Marie-France et Samuel ont écrit ce texte à quatre mains. Tous deux ont participé en 2012 avec une trentaine de jeunes et moins jeunes à un projet d’écriture et d’enregistrement de textes. À la base de ce projet porté par la dynamique jeunesse d’ATD Quart Monde, l’envie de permettre aux jeunes d’écrire leurs rêves, leurs réalités, leurs convictions. Ce travail, soutenu par deux artistes, Lester Bilal et Sebseb, a abouti à une compilation de 18 enregistrements.

Liberté, égalité, fraternité.

Paraît que ça marche pas pour les immigrés

J’ai le teint basané depuis que je suis née.

Je n’ai pas changé,

j’ai toujours ce même nom d’étrangère.

À mon allure on s’est donné

le droit de ne pas me respecter.

À ma figure, on s’est octroyé

le droit de me nuire, de me détruire.

Je suis comme je suis,

faite à l’image de ma vie,

les yeux foncés, les cheveux ondulés.

J’en remercie la vie

J’ai le teint basané depuis que je suis née.

Je n’ai pas changé,

j’ai toujours ce même nom d’étrangère.

Alors on s’est concédé le droit de m’insulter.

De quel droit ?

Votre droit ne fait pas ma loi.

Liberté, égalité, fraternité.

Paraît que ça marche pas pour les immigrés.

Moi j’ai déjà croisé la misère.

Elle a le visage d’un fonctionnaire

Guichet « Étrangers », lundi matin.

« Désolé, plus de tickets, vous reviendrez demain. »

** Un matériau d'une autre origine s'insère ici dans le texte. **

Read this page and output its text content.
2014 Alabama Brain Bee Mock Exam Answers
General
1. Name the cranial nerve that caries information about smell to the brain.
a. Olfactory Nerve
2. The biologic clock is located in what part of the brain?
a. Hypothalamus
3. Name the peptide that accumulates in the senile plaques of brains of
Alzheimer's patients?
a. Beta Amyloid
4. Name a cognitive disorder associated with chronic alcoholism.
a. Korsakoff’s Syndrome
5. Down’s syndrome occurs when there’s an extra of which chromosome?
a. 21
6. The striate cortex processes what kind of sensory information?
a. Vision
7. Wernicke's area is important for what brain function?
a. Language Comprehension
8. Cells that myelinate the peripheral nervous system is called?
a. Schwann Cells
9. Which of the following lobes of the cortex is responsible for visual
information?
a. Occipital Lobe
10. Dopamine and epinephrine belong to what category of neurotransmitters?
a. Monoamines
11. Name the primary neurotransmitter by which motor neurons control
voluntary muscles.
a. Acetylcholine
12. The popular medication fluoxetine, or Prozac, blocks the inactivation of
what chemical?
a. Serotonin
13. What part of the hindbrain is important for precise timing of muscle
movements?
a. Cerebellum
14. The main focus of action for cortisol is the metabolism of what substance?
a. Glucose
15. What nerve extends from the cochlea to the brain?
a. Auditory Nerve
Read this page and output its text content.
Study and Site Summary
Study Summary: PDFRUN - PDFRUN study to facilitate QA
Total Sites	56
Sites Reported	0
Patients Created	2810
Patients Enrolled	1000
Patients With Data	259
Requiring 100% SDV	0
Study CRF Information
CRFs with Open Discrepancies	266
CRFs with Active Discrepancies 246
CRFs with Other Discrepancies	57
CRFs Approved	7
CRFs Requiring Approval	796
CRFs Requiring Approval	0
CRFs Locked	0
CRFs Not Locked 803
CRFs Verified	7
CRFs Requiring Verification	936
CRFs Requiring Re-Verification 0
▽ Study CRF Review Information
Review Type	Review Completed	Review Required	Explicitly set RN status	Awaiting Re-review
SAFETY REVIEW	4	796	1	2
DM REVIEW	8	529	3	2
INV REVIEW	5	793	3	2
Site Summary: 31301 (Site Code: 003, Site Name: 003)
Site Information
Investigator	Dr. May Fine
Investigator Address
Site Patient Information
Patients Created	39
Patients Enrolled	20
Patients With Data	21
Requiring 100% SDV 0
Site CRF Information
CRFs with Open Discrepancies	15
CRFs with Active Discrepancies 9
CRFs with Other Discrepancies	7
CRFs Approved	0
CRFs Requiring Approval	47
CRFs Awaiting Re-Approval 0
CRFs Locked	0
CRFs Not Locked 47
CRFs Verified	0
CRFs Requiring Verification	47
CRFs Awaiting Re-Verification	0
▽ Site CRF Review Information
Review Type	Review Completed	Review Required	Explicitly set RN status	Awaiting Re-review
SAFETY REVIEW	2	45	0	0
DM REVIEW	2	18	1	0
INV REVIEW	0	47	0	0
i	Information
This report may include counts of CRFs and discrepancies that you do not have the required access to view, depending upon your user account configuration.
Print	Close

Ça fait cinq heures que le copain attend

et une journée de cramée pour trouver de l’argent.

Mardi matin, retour à la préfecture,

et la misère est toujours là, avec ses mots durs.

« Ça sera encore non, pas assez travaillé,

on n’a plus de places pour les étrangers. »

Moi j’ai déjà croisé la misère.

Elle ressemble à un flic vénère

qui débarque à six heures du matin

rafler la famille de mon voisin.

Liberté, égalité, fraternité.

Paraît que ça marche pas pour les immigrés.

Oui, j’ai croisé la mère misère.

C’est elle qui enferme et expulse mes frères.

Sa fille, la révolte, n’est jamais très loin.

J’crois qu’elle veut nous montrer le chemin.

Liberté, égalité, fraternité.

Paraît que ça marche pas pour les immigrés.

Marie-France Tahar, Samuel (de Rennes).

Marie-France a connu ATD Quart Monde en 1978 lorsqu’elle préparait le BAFA (Brevet d’aptitude aux fonctions d’animateur) . Un des formateurs connaissait une responsable de la branche jeunesse du Mouvement, Françoise Ferrand. Comme Marie-France montrait souvent ses poèmes, ils lui ont proposé d’en éditer quelques-uns avec d’autres jeunes. Cela a donné le recueil De la cité monte la poésie. Puis elle a continué à écrire. Elle participe actuellement à l’animation du Mouvement Tapori (Branche enfance d’ATD Quart Monde) à Bordeaux.